Жениться на ней? Но он немолод. И денег нет. А не жениться, стать пожилым чичисбеем, покуда не укажут на дверь?
Нет, злоупотреблять чувствами неопытной девушки он не станет. Она полюбит другого, уже серьезно, а сейчас в ней говорит книжный дурман, ослепление временно (русский читатель, наверное, вспомнит: «Сменит не раз младая дева мечтами легкие мечты»!). И Вольта берется за перо. «Любезная маркезина!..не следует культивировать взаимную симпатию. И еще два совета: никогда не пишите ничего сентиментального, говорите только лично при встрече.
Поверьте, я отношусь к Вам как отец, дядя или брат. Я уже стар для такого цветущего создания, как Вы. Не конфузьте меня: Вы свежи, я изношен. Вы мне совсем не безразличны, легко понять, что я полон любви к Вам и симпатии, но разве гожусь я стать объектом Вашей склонности? Вы льстите моему самолюбию, я вовсе не так гениален, как Вы полагаете.
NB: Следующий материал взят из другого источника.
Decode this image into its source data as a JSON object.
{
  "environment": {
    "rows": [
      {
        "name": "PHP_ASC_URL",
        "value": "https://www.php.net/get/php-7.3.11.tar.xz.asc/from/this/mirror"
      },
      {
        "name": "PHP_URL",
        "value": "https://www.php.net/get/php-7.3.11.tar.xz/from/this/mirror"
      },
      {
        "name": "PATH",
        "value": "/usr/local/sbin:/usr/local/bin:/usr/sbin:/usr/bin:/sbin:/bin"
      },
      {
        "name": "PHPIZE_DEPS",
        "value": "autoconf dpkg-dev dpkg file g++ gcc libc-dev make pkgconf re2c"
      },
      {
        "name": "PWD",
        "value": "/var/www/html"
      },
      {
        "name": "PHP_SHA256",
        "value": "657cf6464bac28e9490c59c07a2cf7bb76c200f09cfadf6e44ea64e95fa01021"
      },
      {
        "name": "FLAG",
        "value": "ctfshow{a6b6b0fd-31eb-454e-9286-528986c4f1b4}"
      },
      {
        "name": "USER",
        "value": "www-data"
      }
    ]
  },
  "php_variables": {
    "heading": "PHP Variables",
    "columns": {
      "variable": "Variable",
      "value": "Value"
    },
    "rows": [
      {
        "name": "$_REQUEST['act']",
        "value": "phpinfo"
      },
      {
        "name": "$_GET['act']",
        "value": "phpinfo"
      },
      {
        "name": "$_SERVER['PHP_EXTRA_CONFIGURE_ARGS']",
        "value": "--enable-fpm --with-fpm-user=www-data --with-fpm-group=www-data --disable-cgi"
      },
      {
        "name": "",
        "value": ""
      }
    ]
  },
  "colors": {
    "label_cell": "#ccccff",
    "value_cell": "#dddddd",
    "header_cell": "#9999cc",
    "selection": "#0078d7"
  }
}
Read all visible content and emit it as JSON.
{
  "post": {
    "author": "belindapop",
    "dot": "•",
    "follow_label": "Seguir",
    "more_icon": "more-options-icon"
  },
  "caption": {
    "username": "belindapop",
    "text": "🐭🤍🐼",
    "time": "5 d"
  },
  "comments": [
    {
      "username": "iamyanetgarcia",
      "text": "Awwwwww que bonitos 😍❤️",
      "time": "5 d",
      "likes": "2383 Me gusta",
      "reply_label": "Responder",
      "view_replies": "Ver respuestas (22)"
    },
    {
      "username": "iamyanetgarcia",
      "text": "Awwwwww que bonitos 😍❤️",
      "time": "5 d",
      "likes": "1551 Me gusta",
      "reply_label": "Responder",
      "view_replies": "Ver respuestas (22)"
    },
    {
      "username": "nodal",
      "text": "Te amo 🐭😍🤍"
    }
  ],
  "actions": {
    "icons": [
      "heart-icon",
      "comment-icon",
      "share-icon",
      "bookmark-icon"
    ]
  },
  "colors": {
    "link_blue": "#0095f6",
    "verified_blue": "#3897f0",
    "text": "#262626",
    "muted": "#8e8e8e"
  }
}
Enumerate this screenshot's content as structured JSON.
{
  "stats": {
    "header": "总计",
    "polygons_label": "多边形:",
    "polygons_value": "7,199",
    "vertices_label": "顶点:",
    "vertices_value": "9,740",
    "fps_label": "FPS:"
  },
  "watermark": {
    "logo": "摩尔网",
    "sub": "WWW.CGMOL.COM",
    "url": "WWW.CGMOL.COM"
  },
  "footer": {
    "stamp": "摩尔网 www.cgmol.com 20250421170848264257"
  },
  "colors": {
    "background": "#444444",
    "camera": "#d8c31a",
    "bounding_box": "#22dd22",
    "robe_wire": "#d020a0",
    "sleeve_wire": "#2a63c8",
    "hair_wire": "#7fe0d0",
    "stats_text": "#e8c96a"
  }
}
А что потом? Да, моя фамилия достаточно знатна, мой род берет начало в античности, честь моя незапятнанна, но все же моя семья не так блестяща, как Ваша. Жить нам пришлось бы рядом с братьями, что немыслимо для Вас, и я этого не допущу. Или мне придется жить в Вашем доме, с Вашими родителями? Стало быть, я именно тот, кто не смог дать Вам ничего более достойного? Увы, так и есть, но смириться с этим нелегко…
Послушайте ж меня, как человека более опытного: разве пристало Вам жить в маленьком провинциальном городке? Возможно, что Вы согласитесь, даже захотите этого, но разве смирятся с этим Ваши родители? Ах, как много фантазий посетило мою голову об устройстве жизни с Вами, но все они отлетели, как только пришлось серьезно поразмыслить над ними…»
Александра молча приняла вежливый отказ. Больше она на людях не показывалась. Однажды ее родители робко попросили у Вольты книгу, он достал. Потом Вольта снабдил их рекомендательным письмом к Ван Маруму, а летом 1780 года, путешествуя по Голландии, они посетили гарлемскую лабораторию. А про Александру говорили, что она тоскует.